Les personnes suspectes d'une polypose familiale doivent subir des tests génétiques. Les porteurs du gène doivent bénéficier tous les ans, à partir de l'âge de 10 à 12 ans d'une fibrorectosigmoïdoscopie. Les individus avec un test génétique négatif doivent subir cet examen entre 15 et 20 ans. S'il se révèle négatif, on ne les surveille plus jusqu'au l'âge de 50 ans, âge de début du programme de dépistage dans la population générale. Une surveillance du tractus digestif haut n'est indiquée que chez les sujets ayant présenté des polypes coliques.
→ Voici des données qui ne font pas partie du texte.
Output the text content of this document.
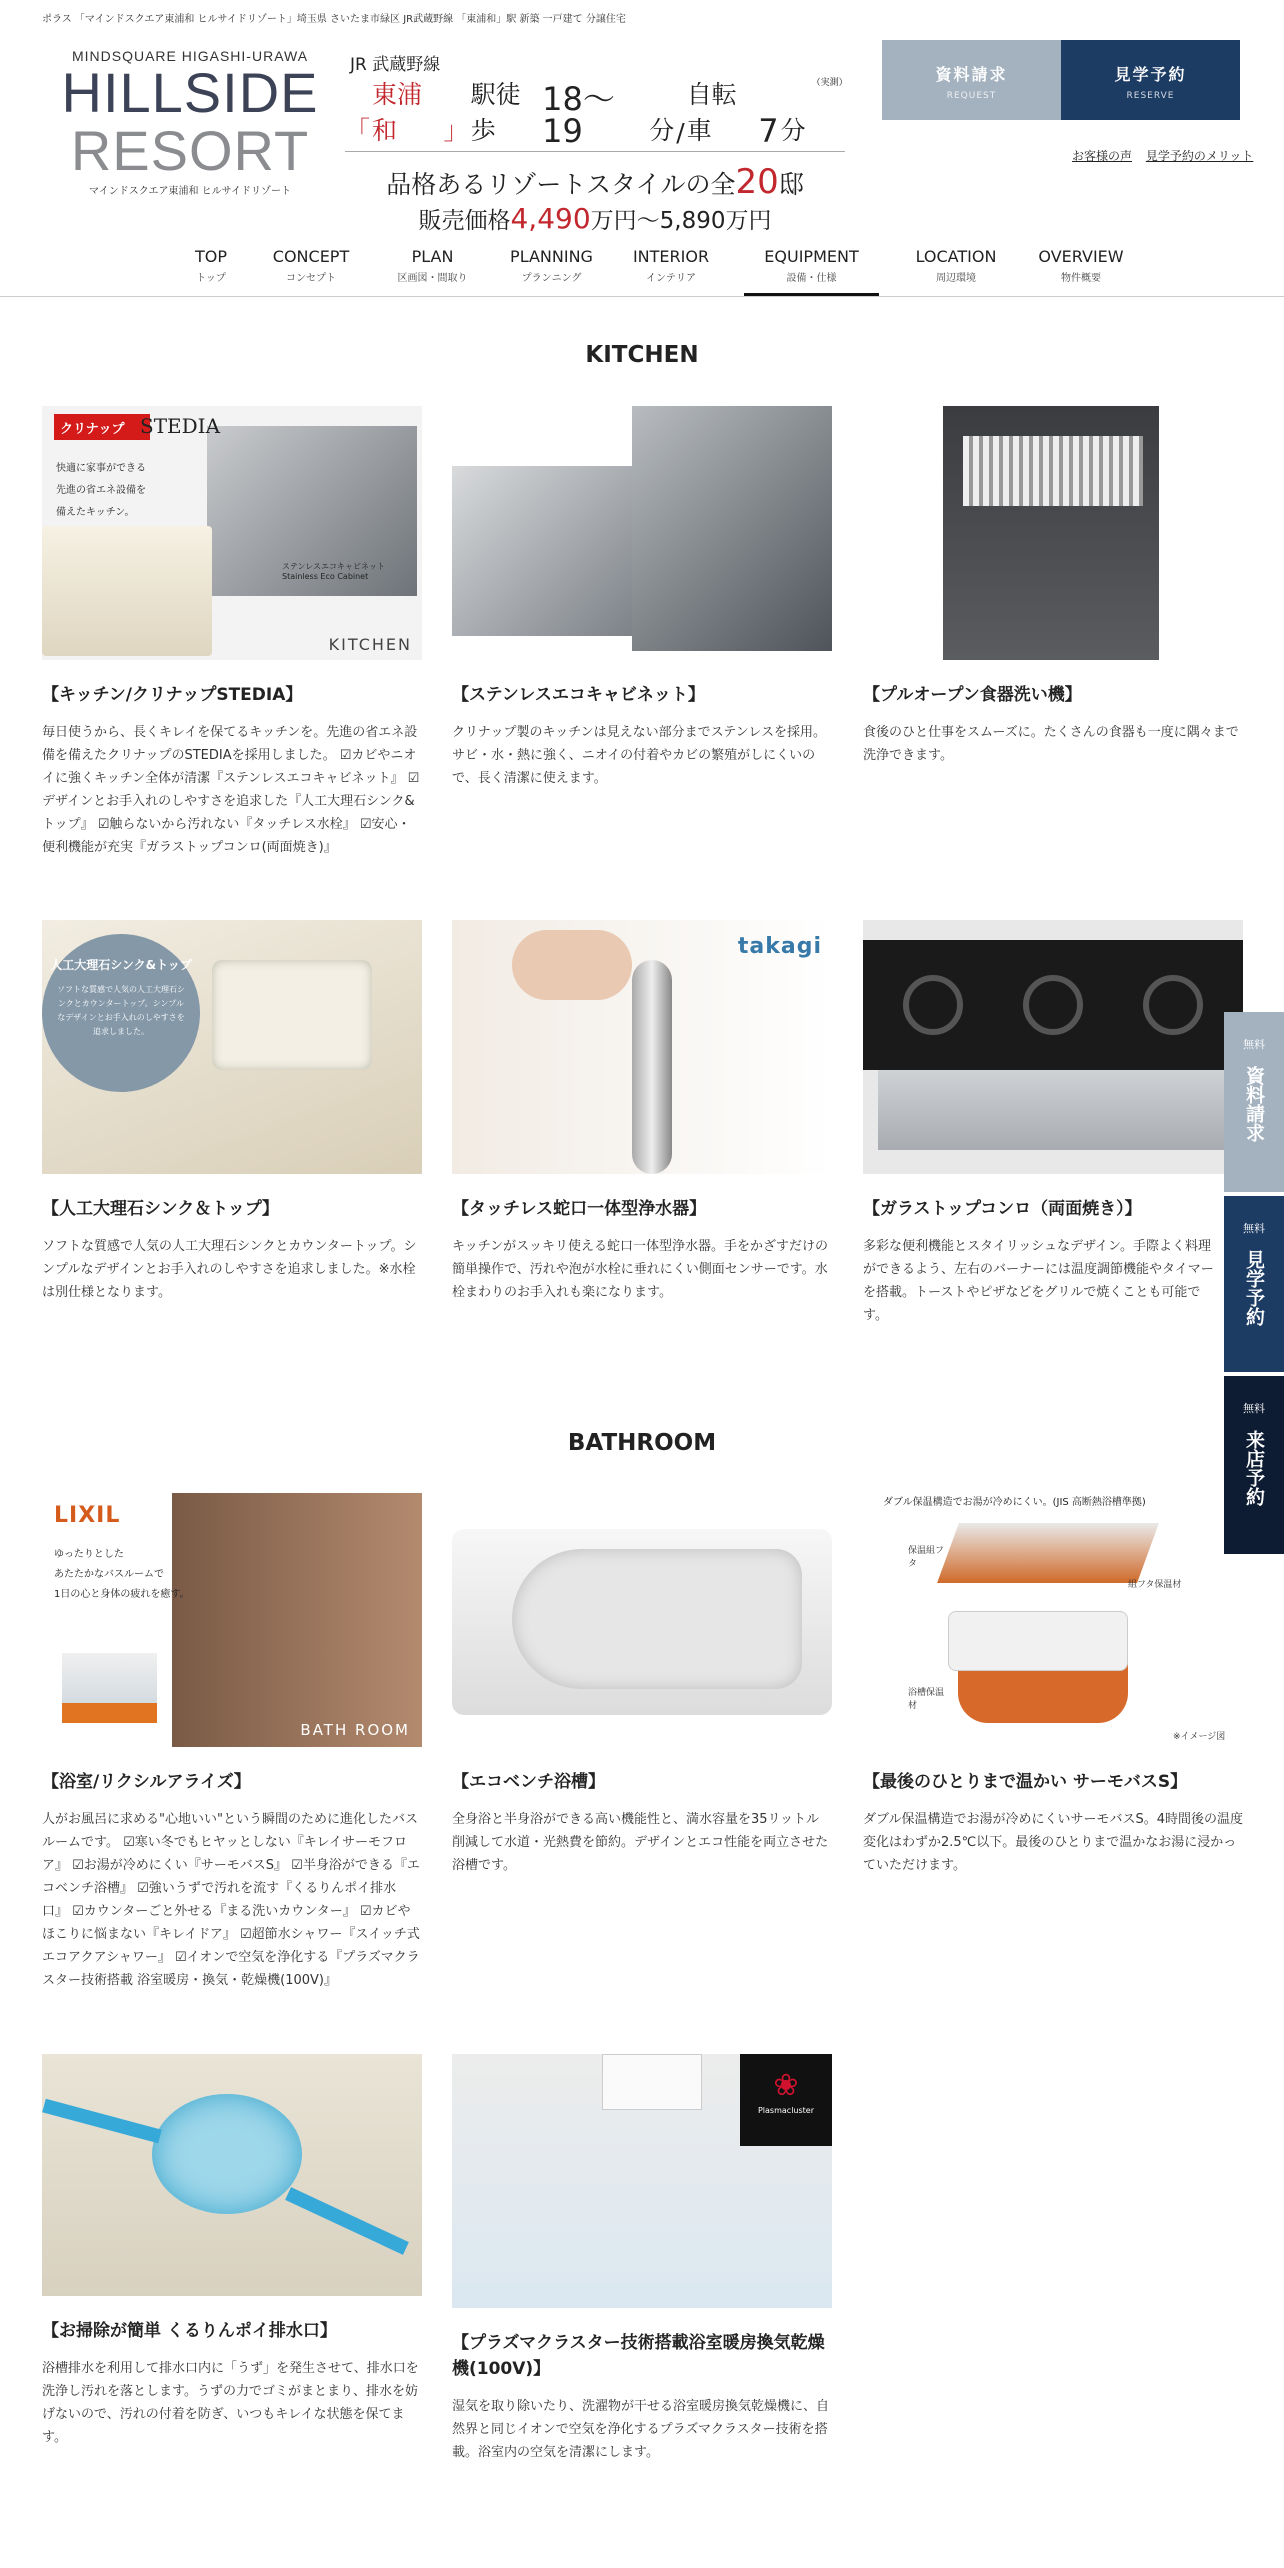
ポラス 「マインドスクエア東浦和 ヒルサイドリゾート」埼玉県 さいたま市緑区 JR武蔵野線 「東浦和」駅 新築 一戸建て 分譲住宅
MINDSQUARE HIGASHI-URAWA
HILLSIDE
RESORT
マインドスクエア東浦和 ヒルサイドリゾート
JR 武蔵野線
「
東浦和	」
駅徒歩
18～19	分 /
自転車	7 分
（実測）
品格あるリゾートスタイルの全20邸
販売価格4,490万円～5,890万円
資料請求
REQUEST
見学予約
RESERVE
お客様の声 見学予約のメリット
TOP
トップ
CONCEPT
コンセプト
PLAN
区画図・間取り
PLANNING
プランニング
INTERIOR
インテリア
EQUIPMENT
設備・仕様
LOCATION
周辺環境
OVERVIEW
物件概要
KITCHEN
クリナップ STEDIA
快適に家事ができる
先進の省エネ設備を
備えたキッチン。
ステンレスエコキャビネット Stainless Eco Cabinet
KITCHEN
【キッチン/クリナップSTEDIA】
毎日使うから、長くキレイを保てるキッチンを。先進の省エネ設備を備えたクリナップのSTEDIAを採用しました。 ☑カビやニオイに強くキッチン全体が清潔『ステンレスエコキャビネット』 ☑デザインとお手入れのしやすさを追求した『人工大理石シンク&トップ』 ☑触らないから汚れない『タッチレス水栓』 ☑安心・便利機能が充実『ガラストップコンロ(両面焼き)』
【ステンレスエコキャビネット】
クリナップ製のキッチンは見えない部分までステンレスを採用。サビ・水・熱に強く、ニオイの付着やカビの繁殖がしにくいので、長く清潔に使えます。
【プルオープン食器洗い機】
食後のひと仕事をスムーズに。たくさんの食器も一度に隅々まで洗浄できます。
人工大理石シンク&トップ
ソフトな質感で人気の人工大理石シンクとカウンタートップ。シンプルなデザインとお手入れのしやすさを追求しました。
【人工大理石シンク＆トップ】
ソフトな質感で人気の人工大理石シンクとカウンタートップ。シンプルなデザインとお手入れのしやすさを追求しました。※水栓は別仕様となります。
takagi
【タッチレス蛇口一体型浄水器】
キッチンがスッキリ使える蛇口一体型浄水器。手をかざすだけの簡単操作で、汚れや泡が水栓に垂れにくい側面センサーです。水栓まわりのお手入れも楽になります。
【ガラストップコンロ（両面焼き）】
多彩な便利機能とスタイリッシュなデザイン。手際よく料理ができるよう、左右のバーナーには温度調節機能やタイマーを搭載。トーストやピザなどをグリルで焼くことも可能です。
BATHROOM
LIXIL
ゆったりとした
あたたかなバスルームで
1日の心と身体の疲れを癒す。
BATH ROOM
【浴室/リクシルアライズ】
人がお風呂に求める"心地いい"という瞬間のために進化したバスルームです。 ☑寒い冬でもヒヤッとしない『キレイサーモフロア』 ☑お湯が冷めにくい『サーモバスS』 ☑半身浴ができる『エコベンチ浴槽』 ☑強いうずで汚れを流す『くるりんポイ排水口』 ☑カウンターごと外せる『まる洗いカウンター』 ☑カビやほこりに悩まない『キレイドア』 ☑超節水シャワー『スイッチ式エコアクアシャワー』 ☑イオンで空気を浄化する『プラズマクラスター技術搭載 浴室暖房・換気・乾燥機(100V)』
【エコベンチ浴槽】
全身浴と半身浴ができる高い機能性と、満水容量を35リットル削減して水道・光熱費を節約。デザインとエコ性能を両立させた浴槽です。
ダブル保温構造でお湯が冷めにくい。(JIS 高断熱浴槽準拠)
保温組フタ
組フタ保温材
浴槽保温材
※イメージ図
【最後のひとりまで温かい サーモバスS】
ダブル保温構造でお湯が冷めにくいサーモバスS。4時間後の温度変化はわずか2.5℃以下。最後のひとりまで温かなお湯に浸かっていただけます。
【お掃除が簡単 くるりんポイ排水口】
浴槽排水を利用して排水口内に「うず」を発生させて、排水口を洗浄し汚れを落とします。うずの力でゴミがまとまり、排水を妨げないので、汚れの付着を防ぎ、いつもキレイな状態を保てます。
❀
Plasmacluster
【プラズマクラスター技術搭載浴室暖房換気乾燥機(100V)】
湿気を取り除いたり、洗濯物が干せる浴室暖房換気乾燥機に、自然界と同じイオンで空気を浄化するプラズマクラスター技術を搭載。浴室内の空気を清潔にします。
無料
資料請求
無料
見学予約
無料
来店予約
L'intervalle entre les gastroscopies est d'un à trois ans.
Les personnes avec une anamnèse familiale positive pour un cancer colorectal ou un adénome (mais ne remplissant pas les critères diagnostiques de la polypose adénomateuse ou du syndrome de Lynch)
Le dépistage est similaire à celui recommandé pour la population générale mais devrait débuter dès l'âge de 40 ans.
Il est de mise de recourir à un programme de surveillance consistant en une colonoscopie tous les uns à deux ans dès la 8e année de maladie en cas de pancolite, et la 15e année en cas de colite ulcéreuse limitée au côlon gauche. Le même programme est valable pour la maladie de Crohn avec des manifestations coliques.
La population cible est la population asymptomatique âgée de plus de 50 ans, vu l'augmentation rapide du risque de cancer colorectal dès cet âge. En plus des performances d'un test de dépistage, l'acceptabilité de ce test et la compliance des patients sont deux éléments très importants, dont va dépendre l'efficacité du programme de dépistage.14
Nous recommandons une colonoscopie de dépistage, tous les dix ans, dès l'âge de 50 ans.6 Malheureusement, le remboursement des examens de dépistage, dans la population générale, n'est pas encore pris en charge par les caisses-maladie en Suisse.
I Une série de trois haemoccults chaque année.
I Une fibrorectosigmoïdoscopie tous les cinq ans.
I Une série de trois haemoccults annuels associée à une fibrorectosigmoïdoscopie tous les cinq ans.
Pour conclure, nous sommes convaincus que dans la population générale, un programme de dépistage, quel qu'il soit, reste une option meilleure et plus raisonnable que de renoncer à tout dépistage. Par conséquent, et dans l'optique d'assurer un résultat efficace, l'information du patient sur les différentes modalités de dépistage s'avère cruciale.